Spark has temporarily closed three stores. And, along with Vodafone NZ, it warns other closures could follow as the telcos grapple with the impact of the Covid-19.
"With the Government's changes to border controls we have decided to close our retail stores at Auckland, Christchurch and Queenstown airports for now," a Spark spokeswoman told the Herald this morning.
"We will continue to follow the advice of the Government and may choose to close stores if physical distancing requirements increase or our staffing levels are impacted."
A spokeswoman for 2degrees said, "Like anyone with a major retail footprint, stores might be temporarily closed because we are short-staffed due to our cautious approach to any staff sickness at this time."
Vodafone NZ hit by India lockdown
Earlier today, Vodafone NZ warned of possible store closures as the Covid-19 situation escalates.
The telco is also pointing people to online and app-based support as a call centre operation it uses in India has been hit by that country's coronavirus lockdown.
"From a retail store perspective, depending on how the situation evolves we may need to close specific stores to deal with staff shortages due to Vodafone NZ asking certain staff to self-isolate in our ultra-cautious approach to Covid-19," Vodafone NZ customer operations director Antony Welton said.
"Our greatest focus has to be the safety and wellbeing of our team – so we will continue to prioritise this and are unapologetically taking a conservative approach to health matters.
Vodafone NZ repatriated support to New Zealand after an Egyptian call centre it was using at the time was closed by the Arab Spring uprising - only to offshore part of its helpdesk operation again last year.
Earlier this week, Spark warned about possible delays due to call centres in Manila being closed by Covid-19 lockdowns. Today, a spokeswoman said the telco was managing help-call volumes by redeploying a number of NZ staff to helpdesk duty.

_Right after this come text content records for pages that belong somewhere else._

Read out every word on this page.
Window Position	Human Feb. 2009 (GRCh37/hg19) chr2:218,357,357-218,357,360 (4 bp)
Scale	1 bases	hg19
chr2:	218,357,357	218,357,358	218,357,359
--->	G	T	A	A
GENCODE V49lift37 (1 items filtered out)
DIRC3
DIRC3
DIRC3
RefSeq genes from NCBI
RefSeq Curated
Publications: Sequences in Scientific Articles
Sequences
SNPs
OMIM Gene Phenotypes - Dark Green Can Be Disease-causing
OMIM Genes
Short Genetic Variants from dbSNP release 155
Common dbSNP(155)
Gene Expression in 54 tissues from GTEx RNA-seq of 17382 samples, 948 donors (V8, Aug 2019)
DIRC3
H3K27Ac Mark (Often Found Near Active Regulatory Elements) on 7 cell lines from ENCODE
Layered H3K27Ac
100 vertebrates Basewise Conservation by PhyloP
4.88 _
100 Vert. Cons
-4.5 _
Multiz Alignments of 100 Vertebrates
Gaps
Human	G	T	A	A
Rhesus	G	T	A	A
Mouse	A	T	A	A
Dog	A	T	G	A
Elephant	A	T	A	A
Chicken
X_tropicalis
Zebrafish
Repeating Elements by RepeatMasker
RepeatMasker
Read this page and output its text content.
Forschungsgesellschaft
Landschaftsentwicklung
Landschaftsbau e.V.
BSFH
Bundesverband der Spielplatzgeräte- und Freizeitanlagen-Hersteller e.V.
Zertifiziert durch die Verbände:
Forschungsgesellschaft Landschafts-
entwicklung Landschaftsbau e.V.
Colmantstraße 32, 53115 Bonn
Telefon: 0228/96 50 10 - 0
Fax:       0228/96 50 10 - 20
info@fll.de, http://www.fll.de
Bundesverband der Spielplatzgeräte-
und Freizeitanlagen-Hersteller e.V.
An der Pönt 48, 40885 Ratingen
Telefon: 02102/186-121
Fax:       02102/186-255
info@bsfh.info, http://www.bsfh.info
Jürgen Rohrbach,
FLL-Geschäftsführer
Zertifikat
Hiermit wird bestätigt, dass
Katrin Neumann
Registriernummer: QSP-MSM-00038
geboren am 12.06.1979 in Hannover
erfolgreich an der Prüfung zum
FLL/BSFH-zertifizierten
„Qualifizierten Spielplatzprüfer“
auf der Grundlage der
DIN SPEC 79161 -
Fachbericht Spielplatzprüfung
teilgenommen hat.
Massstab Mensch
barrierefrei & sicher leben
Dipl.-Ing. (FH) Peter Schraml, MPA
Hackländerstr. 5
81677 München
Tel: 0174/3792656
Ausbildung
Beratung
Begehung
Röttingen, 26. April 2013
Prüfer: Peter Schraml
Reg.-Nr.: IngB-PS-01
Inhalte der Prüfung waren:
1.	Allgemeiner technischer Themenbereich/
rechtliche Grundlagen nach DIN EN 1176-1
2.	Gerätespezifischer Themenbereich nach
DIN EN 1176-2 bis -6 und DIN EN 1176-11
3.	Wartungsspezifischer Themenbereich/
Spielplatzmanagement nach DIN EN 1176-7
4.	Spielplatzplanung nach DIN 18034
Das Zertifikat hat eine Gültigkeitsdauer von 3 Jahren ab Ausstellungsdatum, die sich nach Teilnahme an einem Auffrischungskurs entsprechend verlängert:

2degrees and Vocus (owner of Orcon and Slingshot) both have all-NZ call centre operations. Shortly before outbreak, Vocus had introduced a new flex arrangement that allowed call centre staff to work from home.
How corporate office teams are affected
Earlier this month, Vodafone sent a majority of its 2000 staff home for a remote working drill.
Yesterday, spokeswoman Nicky Preston updated: "We're now on a 50/50 remote-working team split, in a bid to respond to the ever-changing situation with Covid-19.
"From Wednesday this week, half of our teams have been working from home in a week on/week off rotation running Wednesday to Tuesday, designed so people can be in the office for a few days each week but we can also practice social distancing.
"We've been asking our staff to shift physical meetings to digital collaboration tools, such as video conferencing on Skype, and making phone calls instead of emailing for urgent decisions. This has been going well so far."
Spark has split its teams so some are in the office and some are at home, while 2degrees has staff working on alternate days.
Home-grown IT services giant Datacom, which has its heaviest concentration of staff in Auckland, has taken the most extreme step so far. A spokesman said it would have 90 per cent of its NZ-based staff, or some 3500 people, working from home from Monday.
Chorus said on Friday it had recorded the first "noticeable" spike in daytime traffic as more and more New Zealanders worked from home.
However, the network operator said our telecommunications systems were well-prepared and could cope with three times the traffic registered yesterday.
2degrees could not be immediately reached for comment.